Molières „Tartuffe“, eine bissige Abrechnung mit falscher Frömmigkeit und religiöser Heuchelei, wird im Frankreich Ludwigs XIV. als Angriff auf Glauben und Kirche missdeutet. Die Königinmutter Anna erwirkt, ganz im Sinne einer katholischen gegenreformatorischen Geheimgesellschaft, der Compagnie du Saint-Sacrement, ein Aufführungsverbot. Molière wird verdammt als ein „in Fleisch gehüllter, als Mensch verkleideter Dämon“, als „pietätloser Libertin“. Fünf Jahre kämpft er beim König, der ihm eigentlich gewogen ist, für sein Stück, bis es endlich nach der Entmachtung des alten Hofstaats 1669 mit riesigem Erfolg öffentlich in Paris aufgeführt werden kann.

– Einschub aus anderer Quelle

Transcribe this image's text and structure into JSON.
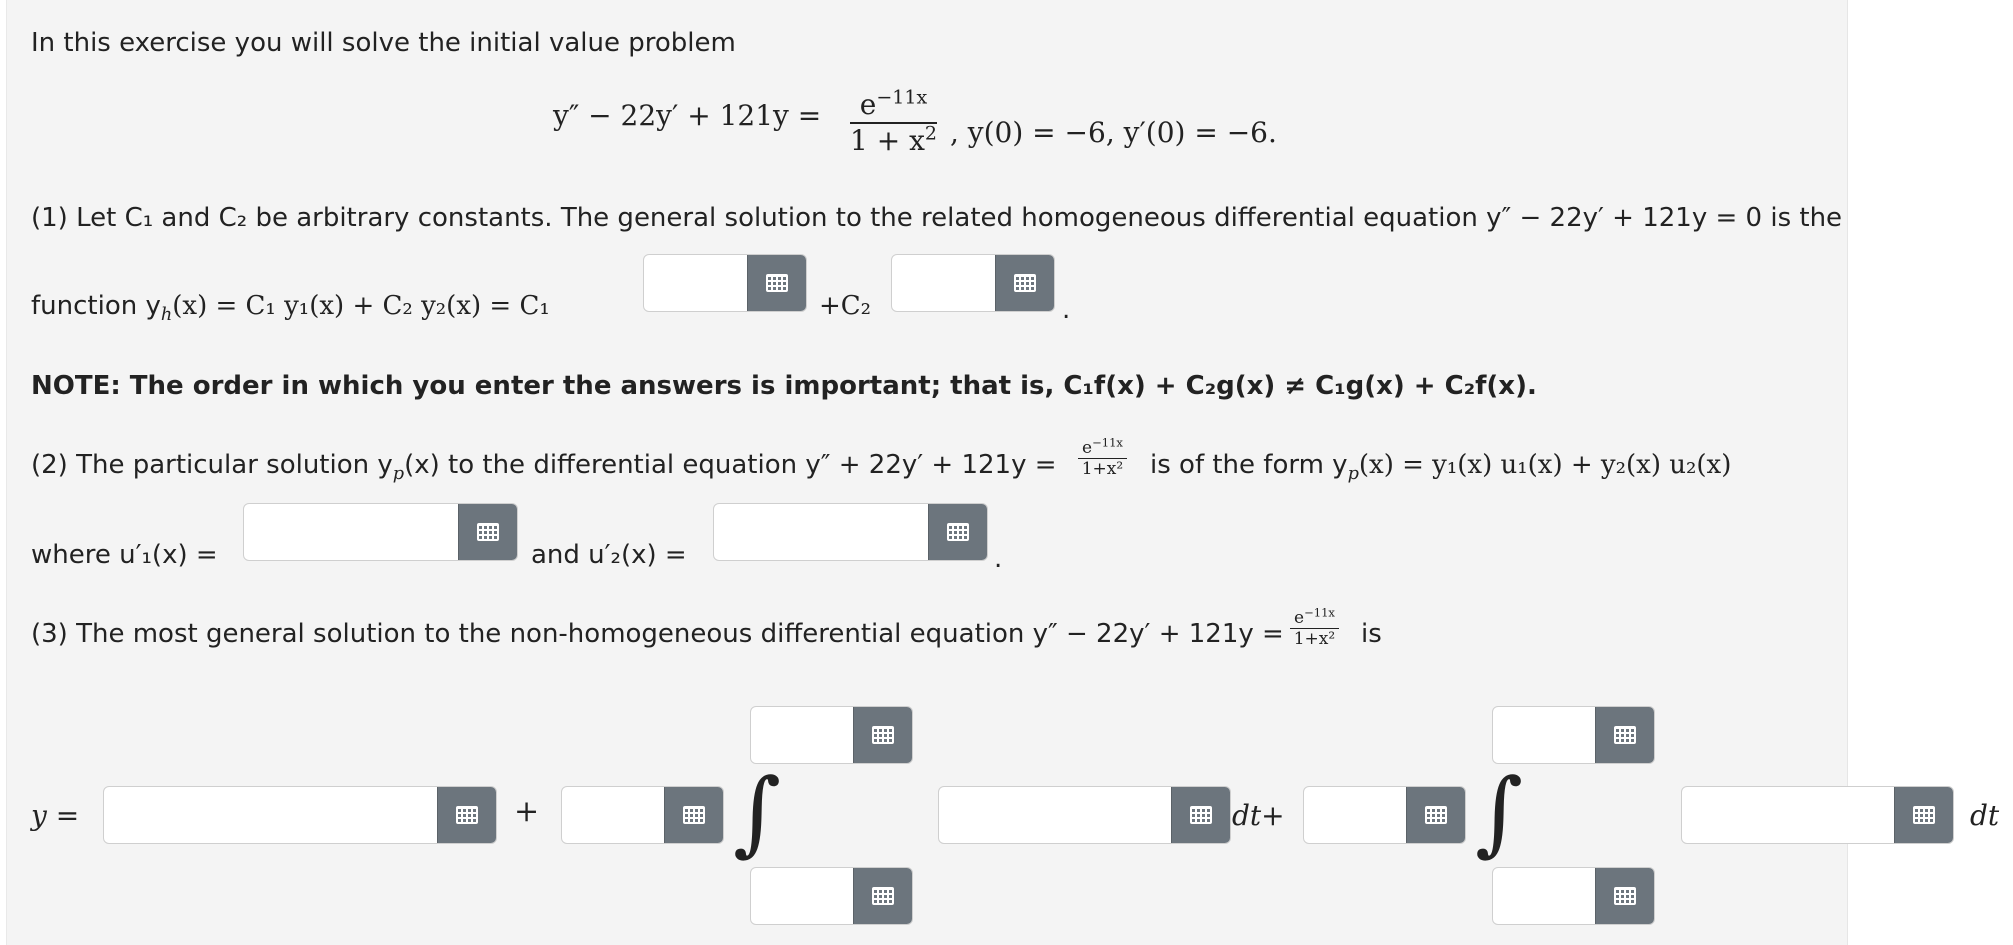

Verblendung und Realitätsverlust

Dass Tartuffe erst im dritten der fünf Akte persönlich auftritt, ist mehr als ein spannungsfördernder Theaterkniff, den schon Goethe bewundert hat. Er gibt Molière den Freiraum, die Unzulänglichkeiten der Charaktere zu entwickeln, die auf ihre eigenen Gedankenkonstruktionen und Illusionen hereinfallen. Er führt dem Zuschauer schmerzlich vor, wie sich Menschen verrennen und von der Realität verabschieden.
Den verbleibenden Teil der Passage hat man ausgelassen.